Reading Biddle's book on sin, it came home to me just how important it is for us to understand the scope of the human predicament, if we're to understand the full scope of God's good news in Jesus, to solve it.

Becky said...

Hey Bob: Like Ted, I'm looking forward to this discussion.

If we're dealing with the nature of sin (rather than the nature of the atonement), it makes sense that there would--analogously--be a "bouquet" of ways to understand sin. In particular is the idea that the common understanding of sin has profound personal-moral-volitional dimensions that aren't completely addressed by the penal substitution view.

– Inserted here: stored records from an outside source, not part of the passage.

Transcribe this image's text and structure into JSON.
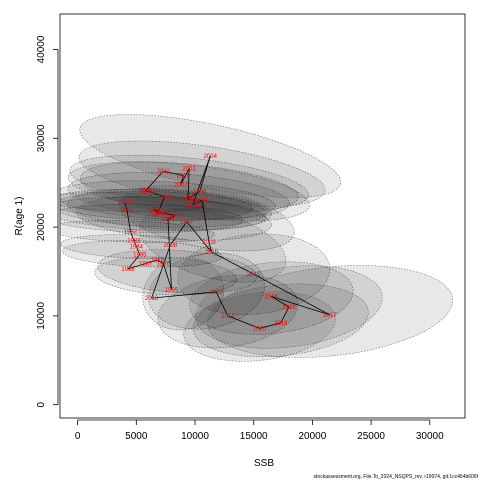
{
  "chart_data": {
    "type": "scatter",
    "xlabel": "SSB",
    "ylabel": "R(age 1)",
    "xlim": [
      -1500,
      33000
    ],
    "ylim": [
      -1500,
      44000
    ],
    "x_ticks": [
      0,
      5000,
      10000,
      15000,
      20000,
      25000,
      30000
    ],
    "y_ticks": [
      0,
      10000,
      20000,
      30000,
      40000
    ],
    "grid": false,
    "colors": {
      "ellipse_fill": "#000000",
      "ellipse_stroke": "#555555",
      "path": "#000000",
      "label": "#ff0000"
    },
    "points": [
      {
        "year": "1980",
        "ssb": 4000,
        "rec": 22800
      },
      {
        "year": "1981",
        "ssb": 4200,
        "rec": 22000
      },
      {
        "year": "1982",
        "ssb": 4500,
        "rec": 19500
      },
      {
        "year": "1983",
        "ssb": 4800,
        "rec": 18500
      },
      {
        "year": "1984",
        "ssb": 5000,
        "rec": 17800
      },
      {
        "year": "1985",
        "ssb": 5300,
        "rec": 16900
      },
      {
        "year": "1986",
        "ssb": 4300,
        "rec": 15300
      },
      {
        "year": "1987",
        "ssb": 5800,
        "rec": 15900
      },
      {
        "year": "1988",
        "ssb": 6800,
        "rec": 16300
      },
      {
        "year": "1989",
        "ssb": 8000,
        "rec": 13000
      },
      {
        "year": "1990",
        "ssb": 7300,
        "rec": 15900
      },
      {
        "year": "1991",
        "ssb": 6800,
        "rec": 21500
      },
      {
        "year": "1992",
        "ssb": 7400,
        "rec": 23400
      },
      {
        "year": "1993",
        "ssb": 6500,
        "rec": 22000
      },
      {
        "year": "1994",
        "ssb": 7700,
        "rec": 20900
      },
      {
        "year": "1995",
        "ssb": 8300,
        "rec": 21300
      },
      {
        "year": "1996",
        "ssb": 7100,
        "rec": 21600
      },
      {
        "year": "1997",
        "ssb": 9300,
        "rec": 20600
      },
      {
        "year": "1998",
        "ssb": 10400,
        "rec": 24000
      },
      {
        "year": "1999",
        "ssb": 9400,
        "rec": 23200
      },
      {
        "year": "2000",
        "ssb": 9000,
        "rec": 25800
      },
      {
        "year": "2001",
        "ssb": 9500,
        "rec": 26600
      },
      {
        "year": "2002",
        "ssb": 9800,
        "rec": 22500
      },
      {
        "year": "2003",
        "ssb": 6100,
        "rec": 24000
      },
      {
        "year": "2004",
        "ssb": 11300,
        "rec": 28000
      },
      {
        "year": "2005",
        "ssb": 10600,
        "rec": 23000
      },
      {
        "year": "2006",
        "ssb": 5800,
        "rec": 24100
      },
      {
        "year": "2007",
        "ssb": 8800,
        "rec": 24800
      },
      {
        "year": "2008",
        "ssb": 7900,
        "rec": 18000
      },
      {
        "year": "2009",
        "ssb": 11200,
        "rec": 18300
      },
      {
        "year": "2010",
        "ssb": 11400,
        "rec": 17200
      },
      {
        "year": "2011",
        "ssb": 7300,
        "rec": 26300
      },
      {
        "year": "2012",
        "ssb": 11800,
        "rec": 12700
      },
      {
        "year": "2013",
        "ssb": 6300,
        "rec": 12000
      },
      {
        "year": "2014",
        "ssb": 12800,
        "rec": 10000
      },
      {
        "year": "2015",
        "ssb": 15000,
        "rec": 14700
      },
      {
        "year": "2016",
        "ssb": 16500,
        "rec": 12200
      },
      {
        "year": "2017",
        "ssb": 21500,
        "rec": 10100
      },
      {
        "year": "2018",
        "ssb": 18000,
        "rec": 11000
      },
      {
        "year": "2019",
        "ssb": 17300,
        "rec": 9200
      },
      {
        "year": "2020",
        "ssb": 15500,
        "rec": 8600
      }
    ],
    "path_order": [
      "1980",
      "1981",
      "1982",
      "1983",
      "1984",
      "1985",
      "1986",
      "1987",
      "1988",
      "1990",
      "1989",
      "1994",
      "1995",
      "1996",
      "1993",
      "1991",
      "1992",
      "2003",
      "2006",
      "2011",
      "2000",
      "2007",
      "2001",
      "1999",
      "1998",
      "2004",
      "2002",
      "2005",
      "2009",
      "2010",
      "1997",
      "2008",
      "2013",
      "2012",
      "2014",
      "2020",
      "2019",
      "2018",
      "2016",
      "2017",
      "2015",
      "2010"
    ],
    "ellipses": [
      {
        "cx": 4000,
        "cy": 22800,
        "rx": 800,
        "ry": 9000,
        "rot": 88
      },
      {
        "cx": 4500,
        "cy": 19500,
        "rx": 900,
        "ry": 9500,
        "rot": 88
      },
      {
        "cx": 5000,
        "cy": 17800,
        "rx": 1000,
        "ry": 8500,
        "rot": 88
      },
      {
        "cx": 5500,
        "cy": 17000,
        "rx": 1100,
        "ry": 9000,
        "rot": 88
      },
      {
        "cx": 5800,
        "cy": 21000,
        "rx": 1200,
        "ry": 11000,
        "rot": 89
      },
      {
        "cx": 6200,
        "cy": 22500,
        "rx": 1300,
        "ry": 11500,
        "rot": 88
      },
      {
        "cx": 6600,
        "cy": 21500,
        "rx": 1400,
        "ry": 12500,
        "rot": 88
      },
      {
        "cx": 7000,
        "cy": 22000,
        "rx": 1500,
        "ry": 12000,
        "rot": 88
      },
      {
        "cx": 7400,
        "cy": 23000,
        "rx": 1600,
        "ry": 12500,
        "rot": 87
      },
      {
        "cx": 7800,
        "cy": 22000,
        "rx": 1700,
        "ry": 11500,
        "rot": 87
      },
      {
        "cx": 8200,
        "cy": 21000,
        "rx": 1800,
        "ry": 11000,
        "rot": 86
      },
      {
        "cx": 8600,
        "cy": 23500,
        "rx": 1900,
        "ry": 12500,
        "rot": 86
      },
      {
        "cx": 9000,
        "cy": 24500,
        "rx": 2000,
        "ry": 13000,
        "rot": 85
      },
      {
        "cx": 9500,
        "cy": 25000,
        "rx": 2100,
        "ry": 13500,
        "rot": 84
      },
      {
        "cx": 10000,
        "cy": 24000,
        "rx": 2200,
        "ry": 13000,
        "rot": 83
      },
      {
        "cx": 10600,
        "cy": 26000,
        "rx": 2400,
        "ry": 14000,
        "rot": 82
      },
      {
        "cx": 11300,
        "cy": 28000,
        "rx": 2700,
        "ry": 15000,
        "rot": 78
      },
      {
        "cx": 11000,
        "cy": 21000,
        "rx": 2500,
        "ry": 10000,
        "rot": 80
      },
      {
        "cx": 11500,
        "cy": 18000,
        "rx": 2800,
        "ry": 8500,
        "rot": 75
      },
      {
        "cx": 8500,
        "cy": 15000,
        "rx": 1800,
        "ry": 9000,
        "rot": 86
      },
      {
        "cx": 7500,
        "cy": 14500,
        "rx": 1600,
        "ry": 8000,
        "rot": 87
      },
      {
        "cx": 9000,
        "cy": 12500,
        "rx": 3500,
        "ry": 4000,
        "rot": 20
      },
      {
        "cx": 11000,
        "cy": 12800,
        "rx": 5000,
        "ry": 4200,
        "rot": 10
      },
      {
        "cx": 12800,
        "cy": 10500,
        "rx": 6000,
        "ry": 4000,
        "rot": 8
      },
      {
        "cx": 15000,
        "cy": 14700,
        "rx": 6500,
        "ry": 4500,
        "rot": 5
      },
      {
        "cx": 16500,
        "cy": 12000,
        "rx": 7000,
        "ry": 4000,
        "rot": 6
      },
      {
        "cx": 17300,
        "cy": 9500,
        "rx": 7500,
        "ry": 4000,
        "rot": 6
      },
      {
        "cx": 18000,
        "cy": 11000,
        "rx": 8000,
        "ry": 4500,
        "rot": 7
      },
      {
        "cx": 21500,
        "cy": 10500,
        "rx": 10500,
        "ry": 5000,
        "rot": 6
      },
      {
        "cx": 15500,
        "cy": 8800,
        "rx": 6500,
        "ry": 3800,
        "rot": 7
      }
    ]
  },
  "footer_text": "stockassessment.org, File.To_2024_NSQPS_rev, r19074, git:1cc464b606f"
}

Excited to see where this is going.

Matt Wolf said...


Let me begin by saying (and I mean this sincerely) if you would rather me not post comments on this blog since I (and apparently Eric Steen) seem to be the only ones who have taken opposing postions on your recent posts, let me know. I say this because I would think this blog is a place for you and those who agree with you to discuss your ideas and muse about them. Not to have nay-sayers constantly providing comments on your posts. Yet, you have left this blog open for comments, and you have engaged me in conversation, so I feel somewhat inclined to keep abreast of what is happening here and sense no resistance on your part. But again, I will refrain if you would like.

In the meantime, I too am looking forward to this series on how you will define or maybe even re-define "the predicament".

As you proceed, I would encourage you to read 1 Timothy and Titus, where Paul, who was always so concerned that the purity of the Gospel would be maintained, encourages Timothy and Titus to do just that--maintain the purity of the Gospel.

Bob Robinson said...

Matt Wolf,

You are very welcome to interact with me and the other commenters at VanguardChurch. It is helpful to me to have people who will "call me out" if I do not say something clear enough or may be contrary to the revelation of Scripture. I just ask that you have an open mind and open Bible, and that you do not predetermine that the comments here are meant to be antagonistic to Christ or His gospel. We are in a thought-exercise, trying to understand the mind of Christ on these very important topics. Please do not patronize me or the others by saying things like "I would encourage you to read 1 Timothy and Titus...maintain the purity of the Gospel." That kind of condescending rhetoric does not help our efforts here.
Thanks! And I look forward to your comments in the future.

Matt Wolf said...

Please understand, I honestly meant no condescension by that comment and am sorry if it was perceived that way. So please accept my apologies.

I obviously feel that your articulation of "the predicament" that you learned at seminary and has been affirmed for these many years is what the Bible affirms (as you also affirm). And that your upcoming posts to "expand" on the definition of the predicament will lead ineveitably to a change in the meaning of the Gospel (although you say it only enhances positivey the meaning of the Gospel). Hence, in my mind, this leads to an undermining of the purity of the Gospel a thing that Paul was often concerned about.